YES! So let’s discuss the three basic types of crushers …and one shredder!

Jaw Crushers:

The typical rule of thumb is 6-8 to 1 reduction. This means a piece of concrete 6” to 8” can be crushed down to 1”. On a larger crusher you can typically only crush down to 2-1/2” to 3” but the pieces fed can be approximately 15” to 24”.

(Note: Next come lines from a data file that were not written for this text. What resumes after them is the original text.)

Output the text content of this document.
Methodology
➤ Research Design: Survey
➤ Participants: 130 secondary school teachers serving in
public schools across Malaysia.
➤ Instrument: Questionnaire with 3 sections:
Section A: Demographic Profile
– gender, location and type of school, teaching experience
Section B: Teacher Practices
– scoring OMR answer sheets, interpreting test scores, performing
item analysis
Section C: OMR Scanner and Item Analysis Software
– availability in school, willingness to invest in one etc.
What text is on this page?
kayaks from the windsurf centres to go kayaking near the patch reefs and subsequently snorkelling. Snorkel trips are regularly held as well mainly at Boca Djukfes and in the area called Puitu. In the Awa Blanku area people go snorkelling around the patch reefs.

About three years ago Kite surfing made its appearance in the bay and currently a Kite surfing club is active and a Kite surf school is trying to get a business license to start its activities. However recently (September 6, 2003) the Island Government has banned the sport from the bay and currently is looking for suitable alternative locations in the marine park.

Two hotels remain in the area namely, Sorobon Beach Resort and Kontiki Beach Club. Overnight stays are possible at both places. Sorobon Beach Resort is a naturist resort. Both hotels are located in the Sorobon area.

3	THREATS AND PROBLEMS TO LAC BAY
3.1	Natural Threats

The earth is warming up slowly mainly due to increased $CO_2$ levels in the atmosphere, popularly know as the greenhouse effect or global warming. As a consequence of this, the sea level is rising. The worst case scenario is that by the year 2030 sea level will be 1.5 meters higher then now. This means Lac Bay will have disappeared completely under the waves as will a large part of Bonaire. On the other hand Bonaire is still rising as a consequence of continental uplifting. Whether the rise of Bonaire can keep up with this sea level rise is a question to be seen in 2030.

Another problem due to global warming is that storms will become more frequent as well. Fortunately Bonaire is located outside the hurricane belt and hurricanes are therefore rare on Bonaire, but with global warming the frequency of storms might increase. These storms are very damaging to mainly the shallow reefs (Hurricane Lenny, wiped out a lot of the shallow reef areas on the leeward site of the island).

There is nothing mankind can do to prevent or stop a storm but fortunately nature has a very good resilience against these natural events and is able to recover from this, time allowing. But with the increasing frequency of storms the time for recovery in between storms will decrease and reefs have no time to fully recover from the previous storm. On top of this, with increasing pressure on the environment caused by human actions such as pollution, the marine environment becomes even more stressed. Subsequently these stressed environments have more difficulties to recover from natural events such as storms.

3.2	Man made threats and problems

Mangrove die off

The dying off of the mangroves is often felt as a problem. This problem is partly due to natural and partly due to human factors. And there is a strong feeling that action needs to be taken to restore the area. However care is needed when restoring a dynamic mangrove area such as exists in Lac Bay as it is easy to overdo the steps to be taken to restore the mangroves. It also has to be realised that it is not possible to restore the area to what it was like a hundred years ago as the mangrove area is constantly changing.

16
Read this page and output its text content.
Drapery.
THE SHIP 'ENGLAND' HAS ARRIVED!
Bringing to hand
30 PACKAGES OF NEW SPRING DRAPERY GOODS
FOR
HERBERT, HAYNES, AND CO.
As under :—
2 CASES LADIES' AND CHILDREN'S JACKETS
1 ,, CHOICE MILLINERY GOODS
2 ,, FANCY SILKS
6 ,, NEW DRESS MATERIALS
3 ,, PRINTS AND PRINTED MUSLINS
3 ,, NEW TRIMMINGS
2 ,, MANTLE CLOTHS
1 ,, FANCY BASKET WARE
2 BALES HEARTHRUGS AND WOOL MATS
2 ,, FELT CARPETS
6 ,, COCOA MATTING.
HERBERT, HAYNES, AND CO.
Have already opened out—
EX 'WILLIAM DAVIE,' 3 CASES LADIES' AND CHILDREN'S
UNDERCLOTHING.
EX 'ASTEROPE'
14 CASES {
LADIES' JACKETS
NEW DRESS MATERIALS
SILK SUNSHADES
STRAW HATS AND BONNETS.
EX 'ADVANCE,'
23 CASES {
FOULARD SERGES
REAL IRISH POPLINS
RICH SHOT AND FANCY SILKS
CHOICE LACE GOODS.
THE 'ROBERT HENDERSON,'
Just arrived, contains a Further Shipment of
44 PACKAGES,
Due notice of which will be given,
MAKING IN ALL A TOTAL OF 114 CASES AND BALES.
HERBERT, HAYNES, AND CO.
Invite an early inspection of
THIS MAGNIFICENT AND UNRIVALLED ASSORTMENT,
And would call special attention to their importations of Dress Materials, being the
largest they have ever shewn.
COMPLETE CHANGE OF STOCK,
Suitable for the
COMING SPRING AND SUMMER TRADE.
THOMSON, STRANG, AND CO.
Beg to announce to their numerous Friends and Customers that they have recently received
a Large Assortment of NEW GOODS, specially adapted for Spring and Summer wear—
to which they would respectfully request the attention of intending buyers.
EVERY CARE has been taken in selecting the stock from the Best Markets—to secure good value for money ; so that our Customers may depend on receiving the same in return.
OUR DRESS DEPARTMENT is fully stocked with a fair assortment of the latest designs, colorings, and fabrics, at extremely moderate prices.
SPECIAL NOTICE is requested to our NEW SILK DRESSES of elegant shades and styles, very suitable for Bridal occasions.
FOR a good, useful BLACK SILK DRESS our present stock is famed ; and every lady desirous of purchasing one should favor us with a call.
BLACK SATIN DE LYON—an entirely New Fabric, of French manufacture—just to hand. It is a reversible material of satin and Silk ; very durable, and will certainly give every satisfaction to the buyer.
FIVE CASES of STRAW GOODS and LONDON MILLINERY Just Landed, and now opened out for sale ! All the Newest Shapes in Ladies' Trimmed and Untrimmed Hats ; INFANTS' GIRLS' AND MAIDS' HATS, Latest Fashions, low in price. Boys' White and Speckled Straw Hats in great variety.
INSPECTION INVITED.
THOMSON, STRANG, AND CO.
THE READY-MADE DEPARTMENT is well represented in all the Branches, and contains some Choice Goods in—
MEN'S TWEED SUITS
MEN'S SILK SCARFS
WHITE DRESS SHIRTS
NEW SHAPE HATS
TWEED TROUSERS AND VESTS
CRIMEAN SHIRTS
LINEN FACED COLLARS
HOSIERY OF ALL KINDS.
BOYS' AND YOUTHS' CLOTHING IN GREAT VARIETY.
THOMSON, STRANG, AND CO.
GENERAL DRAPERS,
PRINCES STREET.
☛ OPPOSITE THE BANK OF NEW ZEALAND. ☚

On the small jaw crushers we sell, customers are experiencing a greater product reduction by only using our jaw crusher as both a primary and secondary crusher. A 1” minus product can be achieved this way.

Cone Crushers:

Cone crushers are considered a secondary crusher. You shouldn’t feed any material larger than 4” into one, but it can yield an 8 to 1 reduction. This means we can go down to ½” and even 3/8” depending on the feed size. Cone crushers are similar to jaw crushers in that they are relatively low wear.

Impact Crushers:

Impact crushers can yield a considerably higher reduction than jaws or cones, from 12-15 to 1. This means one can take a 12” or 15” piece and reduce it to 1”. This is a large reduction but there is a cost for it. First, the wear on the blow bars is tremendous and they must be changed regularly. They are not cheap. Second, impact crushers create a ton of fines. Although, some want extra fines others do not. Impact crushers also create a great deal of dust due to the high speed rotor.

Concrete/Asphalt Shredders:

Although shredders are not crushers, they can make a similar product and are becoming very popular, so we must discuss them. The reduction is 12 to 1, like an impact crusher, but with minimal wear and dust, unlike an impact crusher. Concrete Shredders are best used as primary shredders as the finished material is approximately 3” minus. The exception is the Cams APR1000. This asphalt shredder is designed to take 5’ pieces of asphalt and RAP and reduce it to ½” material. This unique patented machine has both a primary and secondary shredder; and additionally, is equipped with a 17’ long shaker screen. In our opinion, it is the most impressive machine we have ever seen to crush/shred asphalt, which is saying a lot having sold equipment for 40+ years!

Very rarely do people discuss product reduction ratios, but it is extremely important to know the capabilities of the different reduction technologies.